Overcoming pressure ulcers with engineered hormones and stem cells - Abstract
Pressure ulcers (PUs) are a common and painful health condition, particularly among people who are elderly or
physically impaired. PUs can affect at least 3 million adults in the U.S. and lead to more than 60,000 patients
with PUs dying from these ulcers each year. Poor tissue regeneration causes substantial morbidity and is the
most crucial risk factor for specific extremity amputation. Primarily, peripheral neuropathy and endothelial
dysfunctions attribute to PUs. There is lacking regimens that effectively enhance tissue regeneration in pressure-
damaged tissue regeneration patients. Many patients still face limb amputation and increased mortality. There
is an unmet yet urgent medical need to develop novel regimens to enhance pressure-ulcer healing and prevent
the recurrence of PU injury healing. We propose this research to tackle this poorly addressed problem. To
overcome this obstacle, we have developed a group of “novel hormonal therapeutics,” stable chimeric albumin
(Alb)- or IgG Fc (Fc)-hormones fusions (Alb- or Fc-hormones) biologics and stable hormones-based
nanomedicines. These engineered stable fusions of biologics or nanomedicines will exhibit prolonged bioactivity
and efficacy in vivo compared with wild-type hormones. These stable analogs may hold promise for treating
pressure ulcers themselves. However, we reason that highly durable hormonal fusion biologics or slow-release
formulas for nanomedicines (i.e., hormonal therapeutics) will be essential for clinical success because pressure
ulcers usually require extended treatments. Our nontoxic hormonal therapeutics will also reduce potential
systemic side effects. Based on this understanding, we hypothesize that delivering highly durable Alb- or Fc-
hormone fusion biologics (novel hormonal therapeutics) will be a promising strategy to enhance tissue
regeneration in numerous pressure patients. This project aims to create stable hormonal therapeutics and study
their therapeutic efficacies alone or with adult adipose stem cells (ASCs) or induced pluripotent stem cells
(iPSCs) to heal chronic PUs. Specific Aims: (Aim 1) Generate novel hormonal therapeutics with potent and
effective bioactivity on keratinocytes and endothelial cells (KECs). (Aim 2) Investigate the effects of novel
hormonal therapeutics on reprogramming of KECs from ASCs or iPSCs in vitro and in rodent models. (Aim 3)
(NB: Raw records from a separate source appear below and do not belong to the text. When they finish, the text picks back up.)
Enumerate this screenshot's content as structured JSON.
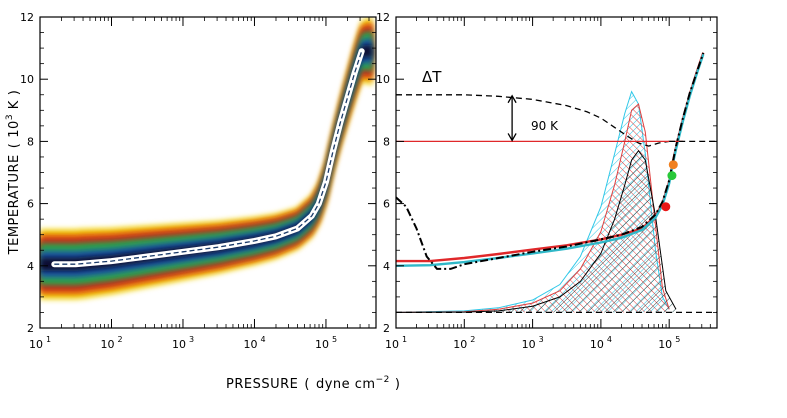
{
  "chart_data": [
    {
      "type": "heatmap",
      "panel": "left",
      "title": "",
      "xlabel_main": "PRESSURE",
      "xlabel_unit": "dyne cm",
      "xlabel_exp": "−2",
      "ylabel_main": "TEMPERATURE",
      "ylabel_unit_base": "10",
      "ylabel_unit_exp": "3",
      "ylabel_unit_tail": " K",
      "xscale": "log",
      "xlim_log10": [
        1.0,
        5.7
      ],
      "ylim": [
        2,
        12
      ],
      "x_ticks": [
        {
          "base": "10",
          "exp": "1"
        },
        {
          "base": "10",
          "exp": "2"
        },
        {
          "base": "10",
          "exp": "3"
        },
        {
          "base": "10",
          "exp": "4"
        },
        {
          "base": "10",
          "exp": "5"
        }
      ],
      "x_tick_log10": [
        1,
        2,
        3,
        4,
        5
      ],
      "y_ticks": [
        "2",
        "4",
        "6",
        "8",
        "10",
        "12"
      ],
      "y_tick_values": [
        2,
        4,
        6,
        8,
        10,
        12
      ],
      "mean_curve": {
        "name": "mean T(P)",
        "log10_p": [
          1.2,
          1.5,
          2.0,
          2.5,
          3.0,
          3.5,
          4.0,
          4.3,
          4.6,
          4.8,
          4.9,
          5.0,
          5.1,
          5.2,
          5.3,
          5.4,
          5.5
        ],
        "t": [
          4.05,
          4.05,
          4.15,
          4.3,
          4.45,
          4.6,
          4.8,
          4.95,
          5.2,
          5.6,
          6.0,
          6.7,
          7.7,
          8.6,
          9.4,
          10.2,
          10.9
        ]
      },
      "colors": [
        "#0a1030",
        "#1f5aa6",
        "#2aa74a",
        "#f2d40c",
        "#e46a10",
        "#c81e1e"
      ]
    },
    {
      "type": "line",
      "panel": "right",
      "xscale": "log",
      "xlim_log10": [
        1.0,
        5.7
      ],
      "ylim": [
        2,
        12
      ],
      "x_ticks": [
        {
          "base": "10",
          "exp": "1"
        },
        {
          "base": "10",
          "exp": "2"
        },
        {
          "base": "10",
          "exp": "3"
        },
        {
          "base": "10",
          "exp": "4"
        },
        {
          "base": "10",
          "exp": "5"
        }
      ],
      "x_tick_log10": [
        1,
        2,
        3,
        4,
        5
      ],
      "y_ticks": [
        "2",
        "4",
        "6",
        "8",
        "10",
        "12"
      ],
      "y_tick_values": [
        2,
        4,
        6,
        8,
        10,
        12
      ],
      "annotations": {
        "delta_t": "ΔT",
        "delta_value": "90 K",
        "arrow_log10_p": 2.7,
        "arrow_t_top": 9.5,
        "arrow_t_bottom": 8.0
      },
      "series": [
        {
          "name": "model red",
          "color": "#e0282a",
          "style": "solid",
          "log10_p": [
            1.0,
            1.5,
            2.0,
            2.5,
            3.0,
            3.5,
            4.0,
            4.3,
            4.6,
            4.8,
            4.9,
            5.0,
            5.05,
            5.1,
            5.2,
            5.3,
            5.4,
            5.5
          ],
          "t": [
            4.15,
            4.15,
            4.25,
            4.38,
            4.52,
            4.66,
            4.85,
            5.0,
            5.2,
            5.6,
            6.0,
            6.7,
            7.3,
            7.8,
            8.7,
            9.5,
            10.2,
            10.85
          ]
        },
        {
          "name": "model cyan",
          "color": "#30b8c8",
          "style": "solid",
          "log10_p": [
            1.0,
            1.5,
            2.0,
            2.5,
            3.0,
            3.5,
            4.0,
            4.3,
            4.6,
            4.8,
            4.9,
            5.0,
            5.05,
            5.1,
            5.2,
            5.3,
            5.4,
            5.5
          ],
          "t": [
            4.0,
            4.02,
            4.12,
            4.25,
            4.4,
            4.55,
            4.75,
            4.9,
            5.15,
            5.55,
            5.95,
            6.65,
            7.25,
            7.75,
            8.65,
            9.45,
            10.15,
            10.8
          ]
        },
        {
          "name": "dash-dot black",
          "color": "#000000",
          "style": "dashdot",
          "log10_p": [
            1.0,
            1.15,
            1.3,
            1.45,
            1.6,
            1.8,
            2.0,
            2.5,
            3.0,
            3.5,
            4.0,
            4.3,
            4.6,
            4.8,
            4.9,
            5.0,
            5.05,
            5.1,
            5.2,
            5.3,
            5.4,
            5.5
          ],
          "t": [
            6.2,
            5.9,
            5.2,
            4.3,
            3.9,
            3.9,
            4.05,
            4.25,
            4.45,
            4.62,
            4.85,
            5.0,
            5.25,
            5.65,
            6.05,
            6.75,
            7.3,
            7.85,
            8.75,
            9.55,
            10.2,
            10.85
          ]
        },
        {
          "name": "dashed black",
          "color": "#000000",
          "style": "dashed",
          "log10_p": [
            1.0,
            1.5,
            2.0,
            2.5,
            3.0,
            3.5,
            3.8,
            4.0,
            4.2,
            4.4,
            4.55,
            4.7,
            4.85,
            5.0
          ],
          "t": [
            9.5,
            9.5,
            9.5,
            9.45,
            9.35,
            9.15,
            8.95,
            8.75,
            8.45,
            8.15,
            7.95,
            7.85,
            7.95,
            8.0
          ]
        },
        {
          "name": "red horizontal 8",
          "color": "#e0282a",
          "style": "solid",
          "log10_p": [
            1.0,
            5.2
          ],
          "t": [
            8.0,
            8.0
          ]
        },
        {
          "name": "dashed black 8",
          "color": "#000000",
          "style": "dashed",
          "log10_p": [
            5.0,
            5.7
          ],
          "t": [
            8.0,
            8.0
          ]
        },
        {
          "name": "baseline dashed",
          "color": "#000000",
          "style": "dashed",
          "log10_p": [
            1.0,
            5.7
          ],
          "t": [
            2.5,
            2.5
          ]
        }
      ],
      "distributions": [
        {
          "name": "cyan hatched",
          "color": "#30c8e8",
          "log10_p": [
            1.0,
            2.0,
            2.5,
            3.0,
            3.4,
            3.7,
            4.0,
            4.2,
            4.35,
            4.45,
            4.55,
            4.65,
            4.8,
            4.9,
            5.0
          ],
          "t": [
            2.5,
            2.55,
            2.65,
            2.9,
            3.4,
            4.3,
            5.9,
            7.6,
            8.9,
            9.6,
            9.2,
            7.6,
            4.5,
            3.0,
            2.6
          ]
        },
        {
          "name": "red hatched",
          "color": "#e04040",
          "log10_p": [
            1.0,
            2.0,
            2.5,
            3.0,
            3.4,
            3.7,
            4.0,
            4.2,
            4.35,
            4.45,
            4.55,
            4.65,
            4.8,
            4.9,
            5.0
          ],
          "t": [
            2.5,
            2.52,
            2.6,
            2.8,
            3.2,
            3.9,
            5.1,
            6.6,
            8.0,
            9.0,
            9.2,
            8.3,
            5.3,
            3.3,
            2.6
          ]
        },
        {
          "name": "black hatched",
          "color": "#000000",
          "log10_p": [
            1.0,
            2.0,
            2.5,
            3.0,
            3.4,
            3.7,
            4.0,
            4.2,
            4.35,
            4.45,
            4.55,
            4.65,
            4.8,
            4.95,
            5.1
          ],
          "t": [
            2.5,
            2.51,
            2.55,
            2.7,
            3.0,
            3.5,
            4.4,
            5.5,
            6.6,
            7.4,
            7.7,
            7.4,
            5.6,
            3.2,
            2.6
          ]
        }
      ],
      "points": [
        {
          "name": "orange",
          "color": "#f08020",
          "log10_p": 5.06,
          "t": 7.25
        },
        {
          "name": "green",
          "color": "#28c838",
          "log10_p": 5.04,
          "t": 6.9
        },
        {
          "name": "red",
          "color": "#e81818",
          "log10_p": 4.95,
          "t": 5.9
        }
      ]
    }
  ]
}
Determine the efficacy of combination regimens (novel hormonal regimens plus ASCs or iPSCs) in improving
PU tissue regeneration using a PU rodent model and conduct toxicity studies. Significance: Our novel therapies
allow us to rapidly test whether they suppress PUs specifically to improve patients with PUs. After this study, we
will identify safe and effective anti-PU regimens ready for preclinical development (e.g., toxicity and PK studies),
which will be addressed during Phase II. We expect this work strongly supports future SBIR Phase II to make
this work to be an effective and first-in-class therapy for PUs.